Verschiedene Stränge durchzogen die Beiträge. Naturschützer unterstrichen, dass der Schutz der afrikanischen Naturräume eine zentrale Herausforderung unserer Zeit sei, um Biodiversitätsverlust und Klimawandel einzudämmen. Andere Redner*innen betonten die koloniale Kontinuität von Naturschutzgebieten in Afrika, in denen oftmals eurozentristische Perspektiven auf die «African Wilderness» vorherrschen würden. Wiederum andere betonten die negativen Konsequenzen der Naturschutzgebiete für die lokale Bevölkerung, wie die Vertreibungen indigener Gruppen, aber auch die häufige Gewalt von Seiten der Parkwächter. Ein besonderes Augenmerk legte die Veranstaltung auf die Militarisierung des Naturschutzes. Darunter wird nicht nur die reine Bewaffnung von Ranger*innen gefasst, sondern der Fokus der gesamten Schutzkonzepte auf Herstellung einer (gewalttätigen) Kontrolle von Naturräumen.

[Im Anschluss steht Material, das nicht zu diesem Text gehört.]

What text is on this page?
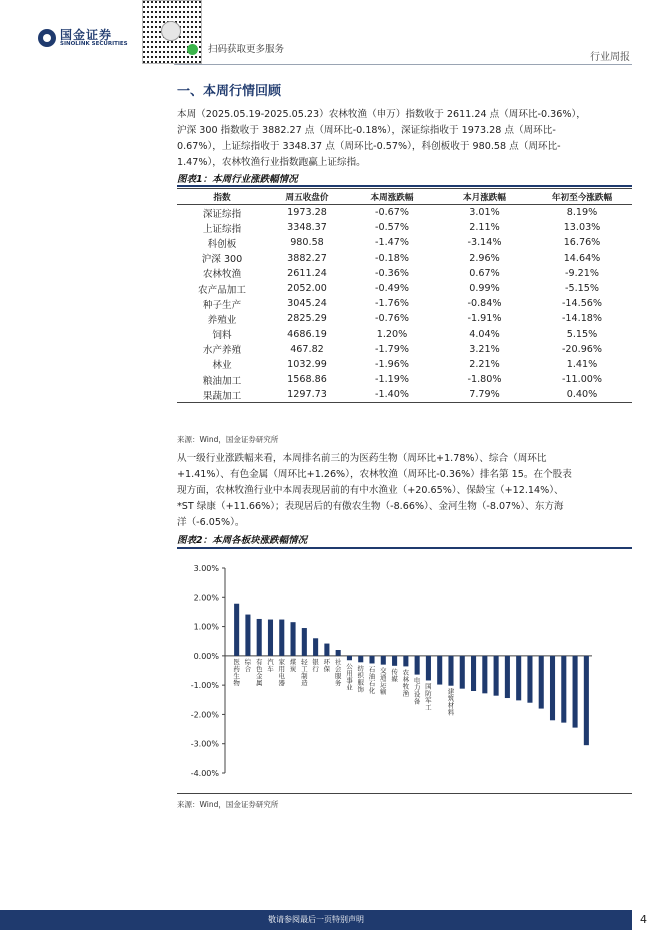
国金证券
SINOLINK SECURITIES	扫码获取更多服务
行业周报
一、本周行情回顾
本周（2025.05.19-2025.05.23）农林牧渔（申万）指数收于 2611.24 点（周环比-0.36%），
沪深 300 指数收于 3882.27 点（周环比-0.18%），深证综指收于 1973.28 点（周环比-
0.67%），上证综指收于 3348.37 点（周环比-0.57%），科创板收于 980.58 点（周环比-
1.47%），农林牧渔行业指数跑赢上证综指。
图表1：本周行业涨跌幅情况
指数	周五收盘价	本周涨跌幅	本月涨跌幅	年初至今涨跌幅
深证综指	1973.28	-0.67%	3.01%	8.19%
上证综指	3348.37	-0.57%	2.11%	13.03%
科创板	980.58	-1.47%	-3.14%	16.76%
沪深 300	3882.27	-0.18%	2.96%	14.64%
农林牧渔	2611.24	-0.36%	0.67%	-9.21%
农产品加工	2052.00	-0.49%	0.99%	-5.15%
种子生产	3045.24	-1.76%	-0.84%	-14.56%
养殖业	2825.29	-0.76%	-1.91%	-14.18%
饲料	4686.19	1.20%	4.04%	5.15%
水产养殖	467.82	-1.79%	3.21%	-20.96%
林业	1032.99	-1.96%	2.21%	1.41%
粮油加工	1568.86	-1.19%	-1.80%	-11.00%
果蔬加工	1297.73	-1.40%	7.79%	0.40%
来源：Wind，国金证券研究所
从一级行业涨跌幅来看，本周排名前三的为医药生物（周环比+1.78%）、综合（周环比
+1.41%）、有色金属（周环比+1.26%），农林牧渔（周环比-0.36%）排名第 15。在个股表
现方面，农林牧渔行业中本周表现居前的有中水渔业（+20.65%）、保龄宝（+12.14%）、
*ST 绿康（+11.66%）；表现居后的有傲农生物（-8.66%）、金河生物（-8.07%）、东方海
洋（-6.05%）。
图表2：本周各板块涨跌幅情况
3.00%
2.00%
1.00%
0.00%
-1.00%
-2.00%
-3.00%
-4.00%
医药生物
综合
有色金属
汽车
家用电器
煤炭
轻工制造
银行
环保
社会服务
公用事业
纺织服饰
石油石化
交通运输
传媒
农林牧渔
电力设备
国防军工
建筑材料
来源：Wind，国金证券研究所
敬请参阅最后一页特别声明	4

Einig waren sich alle Teilnehmenden darin, dass Naturschutz langfristig nur unter Einbeziehung der lokalen Bevölkerung funktionieren könne. Bei der Einschätzung, wie weit man diesbezüglich schon sei, gingen die Ansichten jedoch weit auseinander. Gerade deshalb sollte die deutsche Naturschutzfinanzierung in Afrika in den nächsten Jahren kritisch begleitet und analysiert werden, wie viele Wortmeldungen gegen Ende der Veranstaltung hervorhoben.
Die seit kurzem sehr vehement vorgetragene Kritik an den Naturschutzverbänden prallt an diesen offenbar nicht ab. Die Organisationen agieren menschenrechtsbasierter – ein Prozess, der abhängig von der Perspektive zu langsam vonstattengeht oder behutsam angegangen werden muss. Als ein Referenzbeispiel wurde Bergbau herangezogen, in dem Menschenrechtsfragen in Abbaugebieten und die Verantwortung Handelnder im Globalen Norden zunehmend thematisiert werden. Bevor es zu einer weiteren Ausweitung von «Schutzgebieten» kommt, gilt die Frage nach der Evaluierung der bestehenden Konzepte – eine Forderung die sich an die bundesdeutschen Durchführungsorganisationen richtet. Wenig angesprochen wurde der Zusammenhang zwischen «Schutzgedanken» und «Entwicklungsdiskurs» in einem neoliberalen Setting, welches auf Akkumulation von Ressourcen wie «Wildnis» und «Natur» basiert.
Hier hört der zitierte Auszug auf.